Milk. I’ve always loved the stuff. From the little glass bottles with rusks at playtime and to my adult remedy for sleeplessness straight from the bottle lit by the glow of the fridge in a dark kitchen. Years ago, on a work trip to Holland, the full day meeting was paused a 2pm for a milk break. It’s quite common there it seems. Serious, be-suited ad executives stopped to glug down a glass of milk blissfully unaware of the ensuing moustache for much for the rest of the meeting. There’s something infantilising about milk, something nostalgic. And anything that takes me back to my childhood is a winner with me.

But it has to be proper. Full fat. Organic. Un-homogenised. British cows. Preferably delivered in glass. I want bucolic idylls behind my milk, not preventative antibiotics and commodity markets. Fortunately, we have Nell’s Dairy nearby which produces whole organic milk from the most charming Guernsey cows (long eyelashes – that’s what makes them so endearing).

With my weakness for nostalgia and for milk, they had me at hello what with their beautiful golden cows, their glass bottles and their wonderfully quaint self service machines dotted around the Cotswolds (buy a glass bottle from the vending machine and fill it up from the neighbouring chilled auto-udder – genius).

I’m a regular buyer anyway, but this week they’ve sent me some additional bottles so I can try a few recipes out – good rich whole milk is infinitely better for cooking with than supermarket semi-skimmed. Here’s my favourite recipe, which helpfully also uses much of the current strawberry glut and is perfect for serving whilst watching Wimbledon.

Strawberry Milk Jelly

You will need:

  • approx. 1kg strawberries
  • 5 tbsp caster sugar
  • 13 leaves of gelatine (I use Costa)
  • 750ml whole, organic, un-homogenised milk

Enough for a 1kg jelly mould.

Hull and halve the strawberries Place them in a glass or metal bowl and sprinkle with 2 tbsp of caster sugar. Pop the bowl over a pan of just simmering water and cover the bowl with cling film. Make sure water doesn’t touch the bottom of the strawberry pan or you’ll boil them. Leave on a low heat for about 1 hour. This will draw the juices out of the fruit but leave the flesh behind giving a rich but clear juice. Sieve the strawberries, retaining the juice and discarding the strawberry flesh (nope, I’m sorry, there’s nothing to be done with them, they taste full of tannins and aren’t even good for a puree). You should have 250ml of juice, but top it up with hot water if you’re short.

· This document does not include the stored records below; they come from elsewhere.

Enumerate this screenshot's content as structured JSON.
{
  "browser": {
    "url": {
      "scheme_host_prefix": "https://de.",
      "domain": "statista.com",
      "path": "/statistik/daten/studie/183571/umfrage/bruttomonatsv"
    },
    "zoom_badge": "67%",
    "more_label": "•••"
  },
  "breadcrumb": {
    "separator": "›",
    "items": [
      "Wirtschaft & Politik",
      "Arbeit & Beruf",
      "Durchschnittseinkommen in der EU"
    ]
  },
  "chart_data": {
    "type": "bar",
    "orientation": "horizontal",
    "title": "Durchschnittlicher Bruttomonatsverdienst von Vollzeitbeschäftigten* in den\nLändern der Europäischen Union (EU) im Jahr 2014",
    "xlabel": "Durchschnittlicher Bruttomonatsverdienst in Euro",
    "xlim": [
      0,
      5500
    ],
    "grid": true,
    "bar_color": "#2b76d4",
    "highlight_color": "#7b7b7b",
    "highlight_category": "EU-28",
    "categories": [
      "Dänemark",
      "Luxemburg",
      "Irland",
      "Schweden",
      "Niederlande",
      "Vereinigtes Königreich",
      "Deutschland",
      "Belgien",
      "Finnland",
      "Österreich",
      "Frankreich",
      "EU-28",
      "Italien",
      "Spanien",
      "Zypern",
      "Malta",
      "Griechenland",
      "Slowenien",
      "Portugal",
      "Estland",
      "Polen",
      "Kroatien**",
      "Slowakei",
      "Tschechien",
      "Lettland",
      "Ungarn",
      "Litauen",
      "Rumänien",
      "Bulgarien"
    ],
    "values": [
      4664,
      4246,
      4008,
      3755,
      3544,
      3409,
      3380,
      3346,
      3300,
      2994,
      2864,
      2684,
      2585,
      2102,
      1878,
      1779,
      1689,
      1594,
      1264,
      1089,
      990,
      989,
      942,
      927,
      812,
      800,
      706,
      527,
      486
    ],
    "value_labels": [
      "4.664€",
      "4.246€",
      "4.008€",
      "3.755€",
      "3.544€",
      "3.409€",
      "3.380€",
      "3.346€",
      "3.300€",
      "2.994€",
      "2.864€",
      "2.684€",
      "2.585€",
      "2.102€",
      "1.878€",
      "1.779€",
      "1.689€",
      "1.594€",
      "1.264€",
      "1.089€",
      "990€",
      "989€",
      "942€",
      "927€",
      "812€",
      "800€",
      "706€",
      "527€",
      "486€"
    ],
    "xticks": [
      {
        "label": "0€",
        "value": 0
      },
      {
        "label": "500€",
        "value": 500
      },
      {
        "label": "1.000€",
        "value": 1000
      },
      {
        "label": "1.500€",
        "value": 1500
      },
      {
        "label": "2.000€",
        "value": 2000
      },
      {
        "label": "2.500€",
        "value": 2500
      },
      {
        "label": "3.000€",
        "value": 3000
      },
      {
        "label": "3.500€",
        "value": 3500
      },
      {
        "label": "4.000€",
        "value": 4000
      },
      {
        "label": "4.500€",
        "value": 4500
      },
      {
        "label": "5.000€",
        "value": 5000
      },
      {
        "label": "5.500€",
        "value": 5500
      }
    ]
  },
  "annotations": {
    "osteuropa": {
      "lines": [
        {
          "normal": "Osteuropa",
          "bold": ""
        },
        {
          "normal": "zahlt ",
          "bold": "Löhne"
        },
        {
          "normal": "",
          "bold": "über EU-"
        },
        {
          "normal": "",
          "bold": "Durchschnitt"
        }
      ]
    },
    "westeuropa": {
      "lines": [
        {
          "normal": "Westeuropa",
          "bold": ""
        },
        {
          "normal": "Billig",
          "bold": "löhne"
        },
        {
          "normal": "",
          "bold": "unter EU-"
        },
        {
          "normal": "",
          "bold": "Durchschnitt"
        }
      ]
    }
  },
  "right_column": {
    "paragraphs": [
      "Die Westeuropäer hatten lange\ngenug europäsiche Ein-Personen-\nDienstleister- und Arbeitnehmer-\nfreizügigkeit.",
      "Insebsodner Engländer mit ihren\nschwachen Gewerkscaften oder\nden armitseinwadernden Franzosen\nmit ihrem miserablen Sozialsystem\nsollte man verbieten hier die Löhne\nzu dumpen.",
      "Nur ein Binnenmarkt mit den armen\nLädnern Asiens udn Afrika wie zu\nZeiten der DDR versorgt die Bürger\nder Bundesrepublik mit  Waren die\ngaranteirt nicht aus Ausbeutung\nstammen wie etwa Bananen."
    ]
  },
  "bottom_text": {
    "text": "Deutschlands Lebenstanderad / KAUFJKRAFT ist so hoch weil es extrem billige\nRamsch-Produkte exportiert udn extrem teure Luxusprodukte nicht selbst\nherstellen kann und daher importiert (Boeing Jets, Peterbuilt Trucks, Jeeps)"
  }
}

Whilst the strawberry juice is still hot, soak 3 leaves of gelatine in cold water until they are soft, squeeze them of the excess water then add to the juice and stir until dissolved.

Very lightly butter your Gran’s glass jelly mould (for maximum nostalgia you understand) and pour the liquid into a mould. Refrigerate until set.

Meanwhile, heat the milk and 3 tbsp of sugar in a pan until it begins to steam. Remove from the heat, soak the remaining 10 leaves of gelatine in cold water until they are soft then add them to the milk as before. Cool to room temperature.

Once the first layer of strawberry jelly is set, pour the milk jelly on top and return to to the fridge to set.

When you’re ready to serve, dip the mould in hot water and tip it onto a serving plate. Say a little prayer, giggle it around and, with luck, it will plop out onto the plate.

Serve with ice-cream and maybe some fresh strawberries if you’re feeling grown up.

(Disclaimer – Nell’s Dairy send me some free milk to see if I wanted to include it in a recipe somewhere. They haven’t paid me to say nice things, but I’m a regular buyer anyway and I just like cooking with it.)